Qiu et al. did something different in their Gated Attention NeurIPS 2025 paper9: they left the SoftMax attention untouched, but then added gating after the tokens from all the heads were concatenated, shown in Figure 5. They find that adding gating does remove the high-norm artifacts, even though the SoftMax attention would still create such artifacts prior to the gating inside the standard scaled-dot product attention (SDPA). The benefits of the Gated Attention go beyond fixing the attention sink artifact, offering:
- Improved training stability
- Elimination of training loss spikes
- Support for larger learning rates and batch sizes
They use this Gated Attention in their new Qwen3-Next model, although they also replace some of the self-attention with Gated DeltaNet. This could be a sign that we are moving away from single elegant solutions, like repeated self-attention modules, and more towards a collection of hacks or heuristics that gets the best performance. In a lot of ways, this could be similar to the brain, with its wide variety of types of neurons, neurotransmitters, and neuroreceptors. Larger architecture changes could puncture the equilibrium of progress and require a lot of the process of tweaking the collection of the heuristics again.
8. Conclusion
Since the distant past of 2024, when high-norm artifacts of ViTs and attention sinks of LLMs were discovered, the research community has discovered many solutions and made a lot more progress in understanding these artifacts. The artifacts are more similar than initially thought. In both cases, the SoftMax causes the attention to increase substantially for some tokens, which are used (implicitly or explicitly) as registers that store global information. Removing these registers can hurt performance once they are learned. Test-time registers moves the high-norm artifacts (or implicit registers) to explicit registers, allowing the patch tokens to be cleansed from the artifacts. You can also prevent the registers from forming in the first place by either replacing SoftMax with a sigmoid or using a sigmoid as a gating function after the SoftMax (although the latter allows high-norm artifacts within the SDPA, but they are removed before they form “tokens”)
In many cases, these artifacts don’t cause any issues, such as with global tasks like classification for ViTs and most LLM tasks. They do negatively impact dense ViT tasks, especially when a single or a few tokens can have an outsized effect, like object detection. The fixes at least don’t make the performance worse, although the fixes for LLMs, such as the sigmoid attention and gated attention haven’t been used as widely and — sigmoid attention in particular — might be more difficult to train. Embracing the artifact — copying the KV values of the initial tokens — seems to be the current best mature solution for streaming LLMs6.
Comparison of Mitigation Strategies
The best mitigation strategy depends if you already have a trained model or if you plan on training from scratch.
| Method | Training Cost | Mechanism | Latency | Applied To |
|---|---|---|---|---|
| Trained Registers1 | High (Full) | Add Learned Tokens | None | ViTs |
| Denoising ViTs4 | Medium | Signal Decomposition | Very High | ViTs |
| Self-Distilled5 | Low (Fine-tune) | Distillation | None | ViTs |
| Test-Time Registers2 | Zero | Neuron Shifting | None | ViTs |
| Streaming LLM6 | Zero | KV Cache Preservation | None | LLMs |
| Sigmoid or Elu+1 Attention8 | High (Full) | Replace SoftMax | None | LLMs |
| Gated Attention9 | High (Full) | Add Sigmoid Gating | Minimal | LLMs |
Bibliography
- Darcet, T., et al. “Vision Transformers Need Registers.” (2024).

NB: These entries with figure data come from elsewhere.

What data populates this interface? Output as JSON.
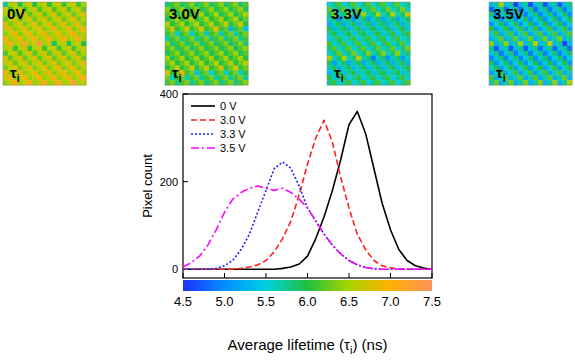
{
  "chart_data": {
    "type": "line",
    "xlabel": {
      "text": "Average lifetime (τ",
      "subscript": "i",
      "after": ") (ns)"
    },
    "ylabel": "Pixel count",
    "x": [
      4.5,
      4.6,
      4.7,
      4.8,
      4.9,
      5.0,
      5.1,
      5.2,
      5.3,
      5.4,
      5.5,
      5.6,
      5.7,
      5.8,
      5.9,
      6.0,
      6.1,
      6.2,
      6.3,
      6.4,
      6.5,
      6.6,
      6.7,
      6.8,
      6.9,
      7.0,
      7.1,
      7.2,
      7.3,
      7.4,
      7.5
    ],
    "xlim": [
      4.5,
      7.5
    ],
    "xticks": [
      4.5,
      {
        "value": 5,
        "label": "5.0"
      },
      5.5,
      {
        "value": 6,
        "label": "6.0"
      },
      6.5,
      {
        "value": 7,
        "label": "7.0"
      },
      7.5
    ],
    "ylim": [
      -20,
      400
    ],
    "yticks": [
      0,
      200,
      400
    ],
    "grid": false,
    "legend": "upper left",
    "series": [
      {
        "name": "0 V",
        "color": "#000000",
        "line_style": "solid",
        "values": [
          0,
          0,
          0,
          0,
          0,
          0,
          0,
          0,
          0,
          0,
          0,
          0,
          2,
          5,
          12,
          30,
          70,
          120,
          180,
          250,
          330,
          360,
          310,
          230,
          150,
          90,
          45,
          20,
          8,
          3,
          0
        ]
      },
      {
        "name": "3.0 V",
        "color": "#ff2020",
        "line_style": "dashed",
        "values": [
          0,
          0,
          0,
          0,
          0,
          0,
          0,
          2,
          5,
          10,
          20,
          40,
          70,
          110,
          170,
          240,
          300,
          340,
          290,
          210,
          140,
          80,
          45,
          20,
          8,
          3,
          1,
          0,
          0,
          0,
          0
        ]
      },
      {
        "name": "3.3 V",
        "color": "#2020ff",
        "line_style": "dotted",
        "values": [
          0,
          0,
          0,
          0,
          2,
          8,
          20,
          45,
          80,
          130,
          180,
          230,
          245,
          230,
          190,
          140,
          110,
          80,
          55,
          35,
          20,
          10,
          4,
          1,
          0,
          0,
          0,
          0,
          0,
          0,
          0
        ]
      },
      {
        "name": "3.5 V",
        "color": "#ff00ff",
        "line_style": "dashdot",
        "values": [
          5,
          15,
          30,
          55,
          90,
          130,
          160,
          175,
          185,
          190,
          185,
          180,
          185,
          175,
          160,
          140,
          110,
          80,
          55,
          35,
          20,
          10,
          4,
          2,
          0,
          0,
          0,
          0,
          0,
          0,
          0
        ]
      }
    ],
    "colorbar": {
      "range": [
        4.5,
        7.5
      ],
      "colors": [
        "#2030ff",
        "#0090ff",
        "#00d0e0",
        "#20c040",
        "#a8d400",
        "#ffb000",
        "#ff9060"
      ]
    },
    "panels": [
      {
        "label": "0V",
        "symbol": "τ",
        "subscript": "i"
      },
      {
        "label": "3.0V",
        "symbol": "τ",
        "subscript": "i"
      },
      {
        "label": "3.3V",
        "symbol": "τ",
        "subscript": "i"
      },
      {
        "label": "3.5V",
        "symbol": "τ",
        "subscript": "i"
      }
    ]
  }
}
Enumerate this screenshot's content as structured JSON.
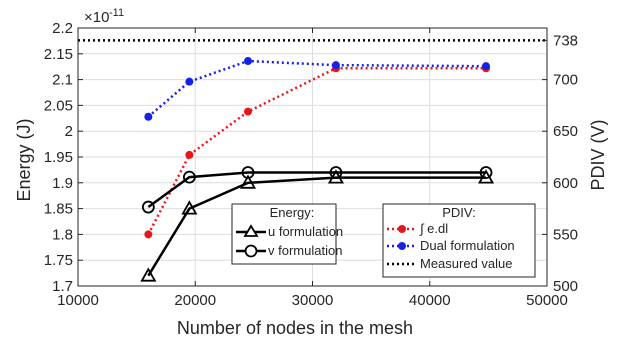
{
  "chart_data": {
    "type": "line",
    "xlabel": "Number of nodes in the mesh",
    "ylabel_left": "Energy (J)",
    "ylabel_right": "PDIV (V)",
    "exponent_label": "×10",
    "exponent_power": "-11",
    "xlim": [
      10000,
      50000
    ],
    "ylim_left": [
      1.7,
      2.2
    ],
    "ylim_right": [
      500,
      750
    ],
    "x_ticks": [
      10000,
      20000,
      30000,
      40000,
      50000
    ],
    "y_ticks_left": [
      1.7,
      1.75,
      1.8,
      1.85,
      1.9,
      1.95,
      2.0,
      2.05,
      2.1,
      2.15,
      2.2
    ],
    "y_ticks_left_labels": [
      "1.7",
      "1.75",
      "1.8",
      "1.85",
      "1.9",
      "1.95",
      "2",
      "2.05",
      "2.1",
      "2.15",
      "2.2"
    ],
    "y_ticks_right": [
      500,
      550,
      600,
      650,
      700,
      738
    ],
    "y_ticks_right_labels": [
      "500",
      "550",
      "600",
      "650",
      "700",
      "738"
    ],
    "grid": true,
    "energy_legend_title": "Energy:",
    "pdiv_legend_title": "PDIV:",
    "energy_series": [
      {
        "name": "u formulation",
        "marker": "triangle",
        "color": "#000000",
        "x": [
          16000,
          19500,
          24500,
          32000,
          44800
        ],
        "y": [
          1.72,
          1.85,
          1.9,
          1.91,
          1.91
        ]
      },
      {
        "name": "v formulation",
        "marker": "circle",
        "color": "#000000",
        "x": [
          16000,
          19500,
          24500,
          32000,
          44800
        ],
        "y": [
          1.853,
          1.911,
          1.92,
          1.92,
          1.92
        ]
      }
    ],
    "pdiv_series": [
      {
        "name": "∫ e.dl",
        "color": "#e8151b",
        "x": [
          16000,
          19500,
          24500,
          32000,
          44800
        ],
        "y": [
          550,
          627,
          669,
          711,
          711
        ]
      },
      {
        "name": "Dual formulation",
        "color": "#1520e8",
        "x": [
          16000,
          19500,
          24500,
          32000,
          44800
        ],
        "y": [
          664,
          698,
          718,
          714,
          713
        ]
      },
      {
        "name": "Measured value",
        "color": "#000000",
        "y": 738
      }
    ]
  }
}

- Jiang, N., et al. “Vision Transformers Don’t Need Trained Registers.” (2025).
- Vaswani, A., et al. “Attention Is All You Need.” (2017).
- Yang, et al. “Denoising Vision Transformers.” (2024).
- Chen, Y., et al. “Vision Transformers with Self-Distilled Registers.” NeurIPS (2025).
- Xiao, et al. “Efficient Streaming Language Models with Attention Sinks.” ICLR (2024).
- Queipo-de-Llano, et al. “Attentional Sinks and Compression Valleys.” (2025).
- Gu, et al. “When Attention Sink Emerges in Language Models: An Empirical View.” ICLR (2025).
- Qiu, Z., et al. “Gated Attention for Large Language Models.” NeurIPS (2025).